Wednesday, December 21, 2011

The Golden Hour by Margaret Wurtele

The Golden HourWow. This is one of those books with one of those endings that just left me with my mouth hanging open. 


It takes place in Italy during WWII. Italy has been taken over by Nazis. The heroine, Giovanna, is spending her teen years under German rule and has even had to give up most of her home to German soldiers. Her brother has failed to report for duty with Italian/German army and has run off to be a resistance fighter/partisan. Her father is angry as he is a devoted Fascist. (Actually, he's on the winning side whoever they may be.)

In the beginning, Gia (I'm shortening it as that's quite a bit to type over and over) is a normal teenage girl with feelings of desire. She's left with nothing but Nazis to focus her new found feelings on and she develops a crush on Hans. He's married, but that doesn't stop her...but before it goes too far, Gia realizes she's in the wrong. This botched affair leads to so many things...Gia begins to change for one thing.


She begins aiding the resistance, providing supplies, medical care, starts to ask questions. She goes from being a naive school girl ogling older, married men to a young woman with a mind of her own that believes in doing all she can to help her country and the Jews within it.

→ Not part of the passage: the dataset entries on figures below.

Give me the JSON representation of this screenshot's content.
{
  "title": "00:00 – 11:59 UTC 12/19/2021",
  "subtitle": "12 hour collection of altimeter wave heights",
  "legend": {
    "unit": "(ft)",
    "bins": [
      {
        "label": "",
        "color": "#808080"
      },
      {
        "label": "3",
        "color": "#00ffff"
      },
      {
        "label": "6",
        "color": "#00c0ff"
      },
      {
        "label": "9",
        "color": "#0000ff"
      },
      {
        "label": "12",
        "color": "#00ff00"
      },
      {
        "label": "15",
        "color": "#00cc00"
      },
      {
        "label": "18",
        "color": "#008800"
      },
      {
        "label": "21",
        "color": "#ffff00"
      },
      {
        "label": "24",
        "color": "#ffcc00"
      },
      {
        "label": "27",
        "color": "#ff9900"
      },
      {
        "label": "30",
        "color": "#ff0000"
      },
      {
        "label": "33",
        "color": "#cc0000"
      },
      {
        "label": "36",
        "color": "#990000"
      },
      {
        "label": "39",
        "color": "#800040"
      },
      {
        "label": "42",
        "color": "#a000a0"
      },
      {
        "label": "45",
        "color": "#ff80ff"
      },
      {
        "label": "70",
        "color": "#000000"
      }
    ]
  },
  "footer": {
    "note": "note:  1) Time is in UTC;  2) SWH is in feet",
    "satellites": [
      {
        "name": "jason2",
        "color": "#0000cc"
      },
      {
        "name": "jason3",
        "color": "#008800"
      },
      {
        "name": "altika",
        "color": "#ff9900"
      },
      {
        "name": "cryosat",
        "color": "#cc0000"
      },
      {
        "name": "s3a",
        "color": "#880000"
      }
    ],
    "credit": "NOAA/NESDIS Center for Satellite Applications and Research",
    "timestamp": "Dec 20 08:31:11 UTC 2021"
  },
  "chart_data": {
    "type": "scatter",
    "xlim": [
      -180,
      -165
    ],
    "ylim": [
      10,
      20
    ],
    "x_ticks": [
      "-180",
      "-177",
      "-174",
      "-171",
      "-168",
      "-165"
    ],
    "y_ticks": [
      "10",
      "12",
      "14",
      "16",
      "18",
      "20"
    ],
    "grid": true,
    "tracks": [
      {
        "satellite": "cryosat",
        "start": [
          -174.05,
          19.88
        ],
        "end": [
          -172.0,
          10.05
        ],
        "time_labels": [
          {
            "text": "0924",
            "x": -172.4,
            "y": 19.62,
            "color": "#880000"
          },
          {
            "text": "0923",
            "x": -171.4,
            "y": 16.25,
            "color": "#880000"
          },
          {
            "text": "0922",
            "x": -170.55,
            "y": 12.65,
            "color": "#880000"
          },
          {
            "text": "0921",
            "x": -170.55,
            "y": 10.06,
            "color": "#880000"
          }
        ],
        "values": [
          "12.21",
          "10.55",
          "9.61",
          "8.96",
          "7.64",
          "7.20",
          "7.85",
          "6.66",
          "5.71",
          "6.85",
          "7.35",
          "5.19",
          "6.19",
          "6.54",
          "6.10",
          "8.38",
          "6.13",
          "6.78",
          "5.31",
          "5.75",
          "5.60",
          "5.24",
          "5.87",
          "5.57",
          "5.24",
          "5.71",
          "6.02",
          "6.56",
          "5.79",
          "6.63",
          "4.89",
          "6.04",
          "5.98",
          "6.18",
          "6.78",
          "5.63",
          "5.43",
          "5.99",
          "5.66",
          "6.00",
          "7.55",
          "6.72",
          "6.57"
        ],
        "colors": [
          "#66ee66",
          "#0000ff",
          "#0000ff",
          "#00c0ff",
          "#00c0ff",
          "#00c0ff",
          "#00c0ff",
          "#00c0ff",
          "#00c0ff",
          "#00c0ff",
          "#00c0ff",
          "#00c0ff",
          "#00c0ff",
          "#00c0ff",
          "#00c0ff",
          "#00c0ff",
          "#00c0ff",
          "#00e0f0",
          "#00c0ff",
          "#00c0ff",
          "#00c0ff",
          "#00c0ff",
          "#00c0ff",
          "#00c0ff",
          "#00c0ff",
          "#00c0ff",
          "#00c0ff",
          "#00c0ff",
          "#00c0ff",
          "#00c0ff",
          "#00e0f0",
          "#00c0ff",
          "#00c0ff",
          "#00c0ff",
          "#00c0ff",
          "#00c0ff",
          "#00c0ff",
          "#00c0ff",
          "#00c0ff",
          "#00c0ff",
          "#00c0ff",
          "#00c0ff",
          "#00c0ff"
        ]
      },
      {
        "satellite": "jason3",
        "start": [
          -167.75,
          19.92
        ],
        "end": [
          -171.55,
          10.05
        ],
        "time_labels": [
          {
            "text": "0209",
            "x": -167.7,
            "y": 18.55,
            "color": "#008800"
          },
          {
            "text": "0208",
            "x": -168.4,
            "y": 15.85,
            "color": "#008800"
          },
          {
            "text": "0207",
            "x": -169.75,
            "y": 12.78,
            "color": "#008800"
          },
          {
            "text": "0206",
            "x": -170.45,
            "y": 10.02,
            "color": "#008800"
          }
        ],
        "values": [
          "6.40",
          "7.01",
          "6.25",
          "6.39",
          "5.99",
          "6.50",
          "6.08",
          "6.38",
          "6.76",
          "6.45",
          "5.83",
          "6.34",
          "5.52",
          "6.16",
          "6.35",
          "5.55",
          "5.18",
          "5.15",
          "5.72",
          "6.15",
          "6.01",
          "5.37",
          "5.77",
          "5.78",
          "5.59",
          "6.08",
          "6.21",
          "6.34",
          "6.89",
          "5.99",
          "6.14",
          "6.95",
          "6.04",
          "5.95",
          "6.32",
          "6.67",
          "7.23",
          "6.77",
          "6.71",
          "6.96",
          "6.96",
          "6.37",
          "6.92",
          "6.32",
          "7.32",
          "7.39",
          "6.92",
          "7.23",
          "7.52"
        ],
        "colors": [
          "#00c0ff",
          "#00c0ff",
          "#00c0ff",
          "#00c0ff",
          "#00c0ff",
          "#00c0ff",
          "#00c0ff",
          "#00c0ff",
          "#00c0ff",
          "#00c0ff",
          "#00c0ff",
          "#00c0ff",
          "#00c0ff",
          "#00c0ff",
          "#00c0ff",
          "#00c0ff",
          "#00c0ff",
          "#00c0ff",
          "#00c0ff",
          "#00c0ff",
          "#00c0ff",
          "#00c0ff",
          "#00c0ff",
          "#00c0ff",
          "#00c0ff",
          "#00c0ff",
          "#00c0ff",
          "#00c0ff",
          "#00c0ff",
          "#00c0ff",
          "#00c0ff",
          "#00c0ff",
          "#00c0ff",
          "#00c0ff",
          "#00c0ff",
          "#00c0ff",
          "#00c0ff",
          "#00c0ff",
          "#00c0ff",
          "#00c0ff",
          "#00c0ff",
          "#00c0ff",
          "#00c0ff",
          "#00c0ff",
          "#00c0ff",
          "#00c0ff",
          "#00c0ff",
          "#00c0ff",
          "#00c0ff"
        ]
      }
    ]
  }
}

There were times I thought Gia was disappointing and stupid, but her narrative, all first person POV, was so brutally honest.. it was as though she was admitting to her own flaws. I felt as though she was speaking to me, saying, "Look what I did. Yes, I did that. Can you believe how stupid I was?" Somehow, it worked, it drew me in, and it made the heroine "real."


The ending. Wow. I didn't see that coming... to live with that knowledge the rest of one's life. Yikes. Something else in the book that had a huge impact on me was when the Allies came to town and ran out the Germans. The military higher ups sit there and talk smack about their very own Buffalo soldiers and Gia thinks...


"The irony of all this was eating away at me: the American military, so much the "white horse" for all of us in this war, felt to me like a weak echo of the Nazis' own prejudices and hostilities."


Really, too many good points for me to bring up. Loved this one. Love the narrative, the realness, the history, the drama, and except for her father who I  never came to like, the characters.


Five stars and I got this ARC from Amazon Vine.


1 comment:

  1. Glad to see you rated this one so highly. I will be reading it soon, and now I'm so so curious about the ending!! Will link to your review on War Through the Generations.